Jeff Curran

Personal information
- Full name: Jeffery Curran
- Date of birth: 15 April 1961 (age 65)
- Place of birth: Glasgow, Scotland
- Position: Defender

Youth career
- 1976–19xx: Celtic F.C.

Senior career*
- Years: Team / Apps / (Gls)
- 1979–1982: St Mirren F.C. / 12 / (0)
- 1982–1983: Stirling Albion F.C. / 1 / (0)
- 1983–1985: Pollok F.C.
- 1985–1987: Arbroath F.C. / 38 / (5)
- 1987–1991: Floreat Athena FC
- 1991: Martini
- 1991–1994: Sarawak FA / 52 / (8)

International career
- Western Australia / 3 / (0)

= Jeff Curran (footballer) =

Scottish-born Australian soccer player

Jeff Curran (born 15 April 1961 in Glasgow, Scotland) is a Scottish-born Australian former soccer player. His
son Luke has trained with Sarawak FA in spring 2017, but the transfer never happened because the Sarawak immigration law reads that in order to be recognized as a local player, they would need at least one parent from Sarawak.

==Career==
===Australia===
Playing for a host of clubs in his native Scotland, Curran then relocated to Australia where he plied his trade for Floreat Athena, staying there for 4 years.
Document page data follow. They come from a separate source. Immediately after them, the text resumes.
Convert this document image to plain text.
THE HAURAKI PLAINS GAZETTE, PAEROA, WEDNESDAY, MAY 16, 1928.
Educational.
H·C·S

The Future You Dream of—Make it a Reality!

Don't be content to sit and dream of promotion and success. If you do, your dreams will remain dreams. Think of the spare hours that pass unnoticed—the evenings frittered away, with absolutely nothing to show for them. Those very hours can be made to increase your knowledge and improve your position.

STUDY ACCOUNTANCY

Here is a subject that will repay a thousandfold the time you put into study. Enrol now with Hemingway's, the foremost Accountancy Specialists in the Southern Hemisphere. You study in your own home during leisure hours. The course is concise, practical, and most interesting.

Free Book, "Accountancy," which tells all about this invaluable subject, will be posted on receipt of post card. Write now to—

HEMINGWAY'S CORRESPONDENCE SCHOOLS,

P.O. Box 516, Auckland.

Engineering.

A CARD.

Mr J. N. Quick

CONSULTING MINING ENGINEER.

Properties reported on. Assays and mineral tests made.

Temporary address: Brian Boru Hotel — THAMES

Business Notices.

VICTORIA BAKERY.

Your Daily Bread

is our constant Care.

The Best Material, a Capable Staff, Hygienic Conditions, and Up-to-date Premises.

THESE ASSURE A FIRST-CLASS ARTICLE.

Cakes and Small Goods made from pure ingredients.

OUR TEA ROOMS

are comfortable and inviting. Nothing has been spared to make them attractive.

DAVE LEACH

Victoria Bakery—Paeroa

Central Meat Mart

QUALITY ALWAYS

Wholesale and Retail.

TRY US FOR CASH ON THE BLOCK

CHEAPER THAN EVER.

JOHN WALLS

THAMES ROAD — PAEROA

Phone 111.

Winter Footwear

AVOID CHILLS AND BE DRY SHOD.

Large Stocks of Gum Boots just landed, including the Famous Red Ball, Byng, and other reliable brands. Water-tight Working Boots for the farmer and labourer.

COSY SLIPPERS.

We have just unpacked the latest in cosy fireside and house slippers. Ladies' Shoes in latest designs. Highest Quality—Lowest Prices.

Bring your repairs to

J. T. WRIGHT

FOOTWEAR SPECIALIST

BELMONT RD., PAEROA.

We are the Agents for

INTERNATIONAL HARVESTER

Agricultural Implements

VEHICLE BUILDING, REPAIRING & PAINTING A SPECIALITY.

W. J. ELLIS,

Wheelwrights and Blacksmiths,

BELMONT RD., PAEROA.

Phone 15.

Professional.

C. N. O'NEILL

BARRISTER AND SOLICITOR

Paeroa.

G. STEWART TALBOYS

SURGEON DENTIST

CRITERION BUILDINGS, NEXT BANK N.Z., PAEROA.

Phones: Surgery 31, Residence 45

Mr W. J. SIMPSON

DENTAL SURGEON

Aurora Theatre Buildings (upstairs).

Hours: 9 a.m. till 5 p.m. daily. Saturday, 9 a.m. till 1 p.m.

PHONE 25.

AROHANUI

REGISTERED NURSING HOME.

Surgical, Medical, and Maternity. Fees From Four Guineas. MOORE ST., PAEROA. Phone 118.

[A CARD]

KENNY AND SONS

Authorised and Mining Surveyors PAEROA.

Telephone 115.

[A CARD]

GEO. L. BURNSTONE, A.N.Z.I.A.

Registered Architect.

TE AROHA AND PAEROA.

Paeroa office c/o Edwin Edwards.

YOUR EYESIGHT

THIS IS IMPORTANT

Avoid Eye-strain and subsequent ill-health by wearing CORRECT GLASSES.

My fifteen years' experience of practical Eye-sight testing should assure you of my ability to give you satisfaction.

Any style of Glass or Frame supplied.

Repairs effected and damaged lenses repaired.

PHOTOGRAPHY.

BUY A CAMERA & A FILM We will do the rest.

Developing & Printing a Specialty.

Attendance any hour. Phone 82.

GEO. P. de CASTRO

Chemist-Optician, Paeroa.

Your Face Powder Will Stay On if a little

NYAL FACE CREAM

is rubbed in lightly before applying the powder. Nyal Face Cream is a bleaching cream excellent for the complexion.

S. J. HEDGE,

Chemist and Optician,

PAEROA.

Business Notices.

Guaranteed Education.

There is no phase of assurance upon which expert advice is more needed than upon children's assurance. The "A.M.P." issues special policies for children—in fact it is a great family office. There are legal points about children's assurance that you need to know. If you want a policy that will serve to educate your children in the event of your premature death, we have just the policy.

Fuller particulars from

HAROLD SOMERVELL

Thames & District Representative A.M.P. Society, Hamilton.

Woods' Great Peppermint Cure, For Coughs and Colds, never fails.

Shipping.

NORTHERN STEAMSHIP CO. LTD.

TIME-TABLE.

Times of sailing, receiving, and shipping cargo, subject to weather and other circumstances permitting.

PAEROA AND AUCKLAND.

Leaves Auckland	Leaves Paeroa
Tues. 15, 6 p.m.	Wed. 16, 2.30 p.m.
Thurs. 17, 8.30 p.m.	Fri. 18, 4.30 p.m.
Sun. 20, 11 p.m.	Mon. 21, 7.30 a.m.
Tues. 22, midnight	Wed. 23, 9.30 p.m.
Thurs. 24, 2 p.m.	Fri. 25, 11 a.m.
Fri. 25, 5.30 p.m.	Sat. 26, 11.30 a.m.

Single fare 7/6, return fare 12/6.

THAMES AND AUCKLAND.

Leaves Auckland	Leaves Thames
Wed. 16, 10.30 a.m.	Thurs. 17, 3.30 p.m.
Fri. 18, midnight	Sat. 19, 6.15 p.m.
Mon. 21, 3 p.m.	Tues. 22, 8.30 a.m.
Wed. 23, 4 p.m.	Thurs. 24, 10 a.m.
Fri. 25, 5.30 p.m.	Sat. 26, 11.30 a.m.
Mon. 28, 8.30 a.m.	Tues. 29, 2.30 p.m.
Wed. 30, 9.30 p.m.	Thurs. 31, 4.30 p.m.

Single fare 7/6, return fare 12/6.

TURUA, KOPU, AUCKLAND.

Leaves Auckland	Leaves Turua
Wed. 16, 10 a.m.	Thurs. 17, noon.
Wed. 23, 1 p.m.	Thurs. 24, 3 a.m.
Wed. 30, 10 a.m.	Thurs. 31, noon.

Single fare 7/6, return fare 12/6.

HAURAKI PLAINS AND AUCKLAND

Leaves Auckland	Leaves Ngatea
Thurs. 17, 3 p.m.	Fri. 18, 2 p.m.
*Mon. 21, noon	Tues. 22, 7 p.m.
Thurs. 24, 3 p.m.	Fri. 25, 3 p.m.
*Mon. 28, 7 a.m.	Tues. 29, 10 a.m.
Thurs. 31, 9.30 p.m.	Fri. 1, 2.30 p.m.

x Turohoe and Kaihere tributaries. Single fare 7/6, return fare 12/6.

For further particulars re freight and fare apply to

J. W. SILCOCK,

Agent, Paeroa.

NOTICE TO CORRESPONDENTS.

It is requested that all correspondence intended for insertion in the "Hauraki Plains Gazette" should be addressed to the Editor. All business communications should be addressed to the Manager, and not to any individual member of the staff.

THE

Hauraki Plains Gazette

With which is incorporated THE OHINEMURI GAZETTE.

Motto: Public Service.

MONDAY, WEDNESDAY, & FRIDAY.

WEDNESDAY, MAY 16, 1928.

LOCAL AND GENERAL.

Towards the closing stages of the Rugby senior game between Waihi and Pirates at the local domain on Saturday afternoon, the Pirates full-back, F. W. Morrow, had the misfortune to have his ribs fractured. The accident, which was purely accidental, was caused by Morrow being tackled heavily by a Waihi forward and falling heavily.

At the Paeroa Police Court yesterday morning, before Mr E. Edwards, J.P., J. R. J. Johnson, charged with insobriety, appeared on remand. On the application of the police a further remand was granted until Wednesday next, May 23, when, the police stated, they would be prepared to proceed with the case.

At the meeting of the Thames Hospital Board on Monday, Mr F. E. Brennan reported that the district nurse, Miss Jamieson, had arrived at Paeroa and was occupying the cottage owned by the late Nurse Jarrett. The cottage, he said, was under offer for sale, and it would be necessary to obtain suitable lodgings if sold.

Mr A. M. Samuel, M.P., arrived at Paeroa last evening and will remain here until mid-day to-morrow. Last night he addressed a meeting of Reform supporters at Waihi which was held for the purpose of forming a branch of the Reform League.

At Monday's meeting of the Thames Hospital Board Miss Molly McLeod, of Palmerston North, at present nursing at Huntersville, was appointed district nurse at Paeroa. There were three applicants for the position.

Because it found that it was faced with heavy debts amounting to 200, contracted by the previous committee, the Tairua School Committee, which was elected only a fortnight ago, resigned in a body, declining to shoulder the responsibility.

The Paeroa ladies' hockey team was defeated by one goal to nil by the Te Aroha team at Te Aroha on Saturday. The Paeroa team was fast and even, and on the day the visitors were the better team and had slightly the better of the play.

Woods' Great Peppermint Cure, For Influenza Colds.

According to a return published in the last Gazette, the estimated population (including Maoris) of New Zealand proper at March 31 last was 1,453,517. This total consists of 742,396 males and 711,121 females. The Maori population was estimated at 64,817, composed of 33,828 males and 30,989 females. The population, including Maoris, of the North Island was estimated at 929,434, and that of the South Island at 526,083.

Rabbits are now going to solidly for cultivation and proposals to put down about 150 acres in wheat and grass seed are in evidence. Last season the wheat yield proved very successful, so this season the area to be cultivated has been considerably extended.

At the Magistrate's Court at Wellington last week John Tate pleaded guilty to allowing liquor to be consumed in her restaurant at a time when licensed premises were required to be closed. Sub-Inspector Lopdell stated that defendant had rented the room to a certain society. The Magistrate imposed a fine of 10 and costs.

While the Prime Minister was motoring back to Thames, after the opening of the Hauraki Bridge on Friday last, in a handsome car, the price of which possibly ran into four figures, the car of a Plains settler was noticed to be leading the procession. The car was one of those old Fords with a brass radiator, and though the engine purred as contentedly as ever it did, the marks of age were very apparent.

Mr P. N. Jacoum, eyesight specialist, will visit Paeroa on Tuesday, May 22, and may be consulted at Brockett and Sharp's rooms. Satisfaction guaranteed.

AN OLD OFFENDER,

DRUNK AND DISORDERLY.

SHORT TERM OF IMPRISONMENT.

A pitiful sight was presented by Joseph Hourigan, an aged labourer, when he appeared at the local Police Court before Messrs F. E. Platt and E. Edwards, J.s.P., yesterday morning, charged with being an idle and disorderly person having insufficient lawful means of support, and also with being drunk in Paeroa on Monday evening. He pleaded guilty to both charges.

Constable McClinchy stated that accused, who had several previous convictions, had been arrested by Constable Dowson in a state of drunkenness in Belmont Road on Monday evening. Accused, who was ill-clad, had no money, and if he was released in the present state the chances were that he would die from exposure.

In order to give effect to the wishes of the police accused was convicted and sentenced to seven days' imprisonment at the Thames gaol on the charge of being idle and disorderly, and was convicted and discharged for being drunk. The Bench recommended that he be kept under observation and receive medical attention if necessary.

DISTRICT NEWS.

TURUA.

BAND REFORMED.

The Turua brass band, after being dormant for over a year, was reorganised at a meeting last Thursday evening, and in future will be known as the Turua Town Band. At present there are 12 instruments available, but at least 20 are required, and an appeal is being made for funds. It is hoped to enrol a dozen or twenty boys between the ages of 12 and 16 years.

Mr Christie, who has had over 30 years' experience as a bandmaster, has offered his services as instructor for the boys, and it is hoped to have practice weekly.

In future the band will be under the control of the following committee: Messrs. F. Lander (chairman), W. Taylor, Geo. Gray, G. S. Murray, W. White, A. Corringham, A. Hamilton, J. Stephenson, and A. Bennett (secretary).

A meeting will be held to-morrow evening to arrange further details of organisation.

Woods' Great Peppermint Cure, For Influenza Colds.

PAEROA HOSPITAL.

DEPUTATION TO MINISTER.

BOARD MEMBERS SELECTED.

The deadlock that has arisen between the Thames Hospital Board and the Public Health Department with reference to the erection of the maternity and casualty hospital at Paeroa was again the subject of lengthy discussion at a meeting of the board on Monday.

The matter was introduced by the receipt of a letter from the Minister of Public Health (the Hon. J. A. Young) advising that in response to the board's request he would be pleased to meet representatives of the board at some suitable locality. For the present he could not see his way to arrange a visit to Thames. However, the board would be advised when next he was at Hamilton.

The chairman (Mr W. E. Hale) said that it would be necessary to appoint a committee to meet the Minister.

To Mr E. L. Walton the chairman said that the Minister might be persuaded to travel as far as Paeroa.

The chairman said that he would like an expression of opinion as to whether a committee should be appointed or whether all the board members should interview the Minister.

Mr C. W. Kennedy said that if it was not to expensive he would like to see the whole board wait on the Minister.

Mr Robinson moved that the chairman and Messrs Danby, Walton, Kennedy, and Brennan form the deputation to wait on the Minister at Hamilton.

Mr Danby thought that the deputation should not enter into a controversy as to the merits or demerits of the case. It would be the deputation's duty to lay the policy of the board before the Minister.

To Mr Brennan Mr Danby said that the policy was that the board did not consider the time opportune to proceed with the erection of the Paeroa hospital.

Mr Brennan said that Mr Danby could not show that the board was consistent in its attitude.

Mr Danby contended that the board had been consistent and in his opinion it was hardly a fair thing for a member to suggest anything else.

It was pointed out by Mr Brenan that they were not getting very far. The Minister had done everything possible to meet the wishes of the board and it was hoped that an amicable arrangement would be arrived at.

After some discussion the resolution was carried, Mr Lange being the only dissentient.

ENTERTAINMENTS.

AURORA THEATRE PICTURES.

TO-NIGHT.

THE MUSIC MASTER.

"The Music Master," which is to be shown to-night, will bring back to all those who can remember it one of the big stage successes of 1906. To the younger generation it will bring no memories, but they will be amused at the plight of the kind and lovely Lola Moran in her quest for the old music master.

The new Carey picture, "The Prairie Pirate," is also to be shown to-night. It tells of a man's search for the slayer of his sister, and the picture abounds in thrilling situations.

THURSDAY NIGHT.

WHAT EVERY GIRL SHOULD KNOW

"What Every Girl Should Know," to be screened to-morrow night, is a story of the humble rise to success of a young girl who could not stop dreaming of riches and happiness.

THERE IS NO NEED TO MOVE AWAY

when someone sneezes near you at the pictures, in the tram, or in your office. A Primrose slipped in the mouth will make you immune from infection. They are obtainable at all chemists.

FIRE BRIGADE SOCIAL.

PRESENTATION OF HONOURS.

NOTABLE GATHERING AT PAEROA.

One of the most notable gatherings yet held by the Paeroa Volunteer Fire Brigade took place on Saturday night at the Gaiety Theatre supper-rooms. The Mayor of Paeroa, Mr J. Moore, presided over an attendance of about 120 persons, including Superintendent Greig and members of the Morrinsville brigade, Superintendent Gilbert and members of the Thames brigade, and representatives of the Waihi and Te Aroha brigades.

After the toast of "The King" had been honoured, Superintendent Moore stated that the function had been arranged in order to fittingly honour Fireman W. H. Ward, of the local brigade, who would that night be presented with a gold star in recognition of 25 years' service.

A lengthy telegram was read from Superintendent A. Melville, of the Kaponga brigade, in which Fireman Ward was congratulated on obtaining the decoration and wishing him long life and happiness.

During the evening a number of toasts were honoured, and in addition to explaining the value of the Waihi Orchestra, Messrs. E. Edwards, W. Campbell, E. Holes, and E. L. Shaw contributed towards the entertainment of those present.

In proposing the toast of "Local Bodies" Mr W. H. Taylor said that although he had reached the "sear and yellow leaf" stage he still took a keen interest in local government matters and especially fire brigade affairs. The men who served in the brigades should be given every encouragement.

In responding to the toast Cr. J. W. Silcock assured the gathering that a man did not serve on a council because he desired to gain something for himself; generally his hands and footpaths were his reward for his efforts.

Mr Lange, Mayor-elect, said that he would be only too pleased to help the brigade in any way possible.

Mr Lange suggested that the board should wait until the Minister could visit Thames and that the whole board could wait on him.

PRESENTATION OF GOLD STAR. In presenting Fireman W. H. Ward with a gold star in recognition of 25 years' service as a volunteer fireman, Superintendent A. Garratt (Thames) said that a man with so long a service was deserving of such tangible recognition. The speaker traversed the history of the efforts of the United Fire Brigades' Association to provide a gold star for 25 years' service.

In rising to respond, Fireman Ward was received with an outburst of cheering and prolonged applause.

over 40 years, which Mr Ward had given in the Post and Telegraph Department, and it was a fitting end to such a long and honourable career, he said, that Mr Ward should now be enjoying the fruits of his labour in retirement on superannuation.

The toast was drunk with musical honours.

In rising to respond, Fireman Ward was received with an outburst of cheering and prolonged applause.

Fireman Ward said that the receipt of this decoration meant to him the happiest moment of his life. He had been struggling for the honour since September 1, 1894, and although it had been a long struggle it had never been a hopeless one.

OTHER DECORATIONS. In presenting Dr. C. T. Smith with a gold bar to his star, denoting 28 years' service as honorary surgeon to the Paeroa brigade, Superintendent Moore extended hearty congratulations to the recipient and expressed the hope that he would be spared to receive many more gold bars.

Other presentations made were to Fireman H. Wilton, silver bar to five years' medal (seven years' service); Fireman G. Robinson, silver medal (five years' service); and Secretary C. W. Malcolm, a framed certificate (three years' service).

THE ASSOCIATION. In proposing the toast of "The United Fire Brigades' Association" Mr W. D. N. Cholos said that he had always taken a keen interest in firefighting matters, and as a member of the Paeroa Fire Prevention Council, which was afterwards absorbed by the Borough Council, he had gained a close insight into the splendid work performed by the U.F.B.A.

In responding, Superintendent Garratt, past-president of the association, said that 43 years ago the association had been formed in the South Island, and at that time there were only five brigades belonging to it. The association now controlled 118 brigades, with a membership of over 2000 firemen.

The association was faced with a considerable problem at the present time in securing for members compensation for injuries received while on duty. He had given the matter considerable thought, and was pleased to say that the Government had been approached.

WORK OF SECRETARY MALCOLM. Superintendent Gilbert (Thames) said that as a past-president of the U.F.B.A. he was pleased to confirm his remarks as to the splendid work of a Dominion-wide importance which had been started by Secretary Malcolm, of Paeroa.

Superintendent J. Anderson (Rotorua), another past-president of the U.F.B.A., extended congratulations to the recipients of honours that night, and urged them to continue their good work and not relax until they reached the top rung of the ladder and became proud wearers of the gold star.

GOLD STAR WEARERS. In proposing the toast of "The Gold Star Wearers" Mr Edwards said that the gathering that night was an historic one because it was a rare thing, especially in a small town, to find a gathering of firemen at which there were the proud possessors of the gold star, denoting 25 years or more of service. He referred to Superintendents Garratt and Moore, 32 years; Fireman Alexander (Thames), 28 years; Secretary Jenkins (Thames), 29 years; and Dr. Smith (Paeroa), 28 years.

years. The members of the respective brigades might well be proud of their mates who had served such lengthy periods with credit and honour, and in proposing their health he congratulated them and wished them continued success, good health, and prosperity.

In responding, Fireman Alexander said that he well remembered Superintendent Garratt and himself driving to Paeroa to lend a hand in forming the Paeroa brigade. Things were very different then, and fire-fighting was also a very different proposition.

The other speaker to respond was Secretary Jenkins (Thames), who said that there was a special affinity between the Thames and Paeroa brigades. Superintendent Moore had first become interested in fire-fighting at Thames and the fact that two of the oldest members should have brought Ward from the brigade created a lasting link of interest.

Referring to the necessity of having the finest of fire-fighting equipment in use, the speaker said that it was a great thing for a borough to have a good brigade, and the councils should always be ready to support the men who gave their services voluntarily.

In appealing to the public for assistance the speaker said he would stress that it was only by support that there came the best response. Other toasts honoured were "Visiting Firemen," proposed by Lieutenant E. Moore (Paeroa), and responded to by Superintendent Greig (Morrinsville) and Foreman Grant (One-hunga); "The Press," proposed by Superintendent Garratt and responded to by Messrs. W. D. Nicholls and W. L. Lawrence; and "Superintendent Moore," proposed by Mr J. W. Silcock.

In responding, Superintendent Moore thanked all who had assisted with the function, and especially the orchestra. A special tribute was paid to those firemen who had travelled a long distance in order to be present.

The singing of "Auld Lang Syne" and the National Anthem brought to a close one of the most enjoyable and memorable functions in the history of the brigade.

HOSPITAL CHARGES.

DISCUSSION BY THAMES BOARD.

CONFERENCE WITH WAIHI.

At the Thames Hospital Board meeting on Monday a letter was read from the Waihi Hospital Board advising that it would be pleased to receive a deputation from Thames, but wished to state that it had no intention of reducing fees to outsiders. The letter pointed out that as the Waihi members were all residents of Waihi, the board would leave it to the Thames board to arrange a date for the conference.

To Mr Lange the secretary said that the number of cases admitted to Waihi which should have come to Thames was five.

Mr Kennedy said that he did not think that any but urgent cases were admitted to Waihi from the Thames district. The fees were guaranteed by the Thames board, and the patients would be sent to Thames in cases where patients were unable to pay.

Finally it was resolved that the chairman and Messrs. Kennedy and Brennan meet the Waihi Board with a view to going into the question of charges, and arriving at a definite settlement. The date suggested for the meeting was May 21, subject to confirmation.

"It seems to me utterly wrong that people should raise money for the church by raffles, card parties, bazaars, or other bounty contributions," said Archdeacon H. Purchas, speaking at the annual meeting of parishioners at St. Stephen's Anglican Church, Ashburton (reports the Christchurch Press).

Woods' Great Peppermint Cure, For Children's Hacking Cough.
Earning a reputation as one of the best defenders there with his performances, he won numerous awards with the club, including two Player of the Year awards in 1988 and 1989. Besides this, the Australian lifted three D'Orsogna Cup titles and one league championship with the club, gaining three appearances for the Western Australia state soccer team as well.

===Sarawak===
Brought in by coach Alan Vest together with two Australians to bolster Sarawak FA in 1991, Curran won several trophies with the club, playing for Hong Kong Martini just before his Malaysian move.

Working as a police officer for the Police Service of Scotland in Glasgow, the former defender enjoyed Sarawak due to its natural beauty and the gregariousness of the people there

==Personal life==
Has a wife and two children named Jade and Luke. Jade now has a son named James.